What are the principles behind a trigger? What are the typical clues that make a collision seem interesting? The main clues are rarities, especially ones which theorists have good reason to believe might potentially yield clues to new physical phenomena. Here are the classic clues… a collision is more likely to fire the trigger if it produces
- An electron or positron (anti-electron), even of low energy
- A muon or anti-muon, even of low energy
- A photon, even of low energy
- A tau lepton or anti-lepton of moderate energy
- Signs of invisible particles of moderate energy
- Jets [manifestations of quarks, antiquarks and gluons] of very high energy
- Many jets of moderate energy
- Jets from bottom quarks of moderate energy
- Multiples or combinations of the above
In the absence of one or more of these rare things, a typical proton-proton collision will just make two or three jets of low energy, or even more commonly a featureless “splat” in which a few dozen hadrons go off haphazardly. These collisions generally just reflect physical processes that we’ve studied long ago, and can’t carry any interesting information about new phenomena of interest to particle physicists, so they are justifiably discarded. (A tiny fraction are kept, just as a cross-check to make sure the trigger is behaving as expected.)

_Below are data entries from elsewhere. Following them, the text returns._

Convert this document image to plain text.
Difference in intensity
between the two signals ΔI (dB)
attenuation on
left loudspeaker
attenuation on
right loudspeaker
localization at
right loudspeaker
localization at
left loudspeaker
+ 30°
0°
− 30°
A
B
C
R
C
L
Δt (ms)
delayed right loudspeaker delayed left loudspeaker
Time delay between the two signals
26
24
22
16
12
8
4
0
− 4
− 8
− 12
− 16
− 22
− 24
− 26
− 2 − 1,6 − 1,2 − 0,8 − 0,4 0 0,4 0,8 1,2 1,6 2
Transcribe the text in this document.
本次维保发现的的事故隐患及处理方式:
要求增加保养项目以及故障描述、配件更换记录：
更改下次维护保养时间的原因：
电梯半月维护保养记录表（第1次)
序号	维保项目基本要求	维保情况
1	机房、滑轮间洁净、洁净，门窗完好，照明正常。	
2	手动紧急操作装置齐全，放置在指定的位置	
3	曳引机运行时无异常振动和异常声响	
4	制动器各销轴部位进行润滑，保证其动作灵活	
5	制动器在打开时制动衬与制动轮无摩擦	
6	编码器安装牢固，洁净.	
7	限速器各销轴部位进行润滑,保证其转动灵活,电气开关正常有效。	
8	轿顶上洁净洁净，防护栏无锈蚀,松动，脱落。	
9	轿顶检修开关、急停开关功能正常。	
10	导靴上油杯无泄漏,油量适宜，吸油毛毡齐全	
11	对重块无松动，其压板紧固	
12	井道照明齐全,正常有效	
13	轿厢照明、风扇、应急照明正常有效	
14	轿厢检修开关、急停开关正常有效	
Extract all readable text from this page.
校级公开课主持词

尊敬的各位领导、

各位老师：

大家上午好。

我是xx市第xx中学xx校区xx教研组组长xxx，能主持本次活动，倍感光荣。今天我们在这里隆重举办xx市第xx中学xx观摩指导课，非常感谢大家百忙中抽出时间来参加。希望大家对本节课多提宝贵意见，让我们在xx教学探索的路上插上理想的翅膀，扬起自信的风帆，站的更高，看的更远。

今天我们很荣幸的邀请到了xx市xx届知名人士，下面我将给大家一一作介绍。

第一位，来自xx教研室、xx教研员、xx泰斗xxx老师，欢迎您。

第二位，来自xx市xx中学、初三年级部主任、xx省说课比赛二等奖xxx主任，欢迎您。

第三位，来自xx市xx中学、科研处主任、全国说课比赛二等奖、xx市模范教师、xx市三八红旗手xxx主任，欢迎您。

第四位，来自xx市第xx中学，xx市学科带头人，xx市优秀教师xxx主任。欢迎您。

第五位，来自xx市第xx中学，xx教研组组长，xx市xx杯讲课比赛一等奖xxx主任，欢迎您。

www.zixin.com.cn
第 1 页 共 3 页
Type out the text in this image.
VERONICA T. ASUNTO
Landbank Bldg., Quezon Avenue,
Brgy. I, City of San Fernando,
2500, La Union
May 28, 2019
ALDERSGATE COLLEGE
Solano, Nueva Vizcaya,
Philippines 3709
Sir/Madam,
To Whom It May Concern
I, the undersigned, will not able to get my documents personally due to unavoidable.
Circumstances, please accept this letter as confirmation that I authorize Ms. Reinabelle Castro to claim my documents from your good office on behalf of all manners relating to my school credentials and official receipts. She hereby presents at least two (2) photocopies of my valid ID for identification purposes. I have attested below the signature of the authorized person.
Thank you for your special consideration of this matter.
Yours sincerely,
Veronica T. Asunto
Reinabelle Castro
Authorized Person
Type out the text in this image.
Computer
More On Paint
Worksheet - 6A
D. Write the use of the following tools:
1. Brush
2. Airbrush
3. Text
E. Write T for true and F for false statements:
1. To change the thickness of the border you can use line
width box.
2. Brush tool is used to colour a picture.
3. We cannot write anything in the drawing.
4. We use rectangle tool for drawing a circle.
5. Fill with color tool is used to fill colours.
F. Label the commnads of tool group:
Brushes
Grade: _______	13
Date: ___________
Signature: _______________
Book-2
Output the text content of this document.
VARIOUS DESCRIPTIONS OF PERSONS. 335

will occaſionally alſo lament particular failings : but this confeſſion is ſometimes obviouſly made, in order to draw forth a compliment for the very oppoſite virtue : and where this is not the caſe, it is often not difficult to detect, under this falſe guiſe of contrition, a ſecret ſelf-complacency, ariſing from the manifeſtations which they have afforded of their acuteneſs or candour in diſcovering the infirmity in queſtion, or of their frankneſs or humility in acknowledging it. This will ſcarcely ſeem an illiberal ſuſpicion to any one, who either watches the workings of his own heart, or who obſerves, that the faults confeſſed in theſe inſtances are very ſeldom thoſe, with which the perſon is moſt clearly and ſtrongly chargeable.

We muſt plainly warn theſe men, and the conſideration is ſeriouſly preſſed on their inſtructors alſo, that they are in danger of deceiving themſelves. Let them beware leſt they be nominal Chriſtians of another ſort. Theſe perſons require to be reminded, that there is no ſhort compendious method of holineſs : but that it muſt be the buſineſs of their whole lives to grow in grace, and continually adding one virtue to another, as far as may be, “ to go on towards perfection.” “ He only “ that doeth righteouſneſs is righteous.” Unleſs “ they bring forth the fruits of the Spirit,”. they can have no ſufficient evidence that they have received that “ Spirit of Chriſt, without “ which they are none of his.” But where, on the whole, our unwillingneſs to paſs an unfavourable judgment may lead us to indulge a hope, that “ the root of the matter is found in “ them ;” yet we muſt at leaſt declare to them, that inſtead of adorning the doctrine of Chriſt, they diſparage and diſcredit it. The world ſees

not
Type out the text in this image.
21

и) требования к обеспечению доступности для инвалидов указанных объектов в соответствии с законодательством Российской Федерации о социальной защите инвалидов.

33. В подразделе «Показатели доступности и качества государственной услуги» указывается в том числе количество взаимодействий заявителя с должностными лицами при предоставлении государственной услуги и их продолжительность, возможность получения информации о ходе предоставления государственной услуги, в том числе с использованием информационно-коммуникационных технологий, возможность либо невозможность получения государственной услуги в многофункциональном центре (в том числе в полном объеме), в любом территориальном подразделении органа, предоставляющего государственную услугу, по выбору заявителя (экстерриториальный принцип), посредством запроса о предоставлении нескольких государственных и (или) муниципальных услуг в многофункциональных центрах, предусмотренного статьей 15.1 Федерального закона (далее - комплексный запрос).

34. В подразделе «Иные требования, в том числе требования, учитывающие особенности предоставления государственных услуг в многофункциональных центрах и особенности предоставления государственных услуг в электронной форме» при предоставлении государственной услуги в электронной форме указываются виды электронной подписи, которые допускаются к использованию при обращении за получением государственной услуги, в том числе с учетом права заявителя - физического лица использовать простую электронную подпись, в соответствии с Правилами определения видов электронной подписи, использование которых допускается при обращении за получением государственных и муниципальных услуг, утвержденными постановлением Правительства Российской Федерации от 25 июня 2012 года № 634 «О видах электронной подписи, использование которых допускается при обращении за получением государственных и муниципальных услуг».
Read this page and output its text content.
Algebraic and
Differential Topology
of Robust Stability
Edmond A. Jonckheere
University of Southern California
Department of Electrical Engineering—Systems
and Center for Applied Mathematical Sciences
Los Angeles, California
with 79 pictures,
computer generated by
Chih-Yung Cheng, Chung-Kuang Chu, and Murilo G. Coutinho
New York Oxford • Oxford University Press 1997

On a personal note, I’ve spent quite a bit of time worrying about the triggers at the LHC experiments. In 2006 I studied some theories with then-student Kathryn Zurek (now a professor at Michigan) that in some cases predict physical phenomena on which the standard trigger strategies would rarely fire, potentially making certain new phenomena unnecessarily difficult to discover. To some extent this work had a minor role in encouraging the ATLAS and CMS experiments to add some additional trigger strategies to their menus.
Before I finish, let me clean up a small lie that I told along the way to keep things simple. Let me clarify what’s being discarded. To do that, I need to remind you how the LHC beams actually work. The LHC has two beams of protons, orbiting the LHC ring in opposite directions, and colliding at a few predetermined points around the ring. But the beams aren’t continuous; they are made from bunches, hundreds of them, each made from as nearly as many protons as there are stars in our home galaxy, the Milky Way. Collisions occur when one of the bunches orbiting clockwise passes through one of the bunches going counterclockwise. Most of the protons miss each other, but a handful of collisions occur. How large is a “handful” depends on what settings the LHC’s operators choose to use. Late this year (2011) there were as many as 20 to 40 collisions in each bunch crossing [You heard that right, each time two bunches cross, 20 to 40 pairs of protons collide.] That sounds insane too, but it’s not, because most of the time all of those collisions are dull, and very rarely one of them is interesting. The probability that two are interesting is very, very low indeed. The term for having all those extra collisions at the same time as the one you want is called “pile-up”.
Data is collected for each bunch crossing; each time two bunches cross, the detectors measure everything (well, more precisely, as much as possible) about all the particles in all 20 to 40 collisions that occur. The trigger’s decision isn’t whether to keep or discard a particular collision, but a particular bunch crossing. A typical bunch crossing has 20 or so dull collisions, and no interesting ones; if any one of them looks interesting, the whole set of data from that bunch crossing is read out. There’s no time to try to separate out the simultaneous collisions from one another; that has to be done later, long after the trigger has fired.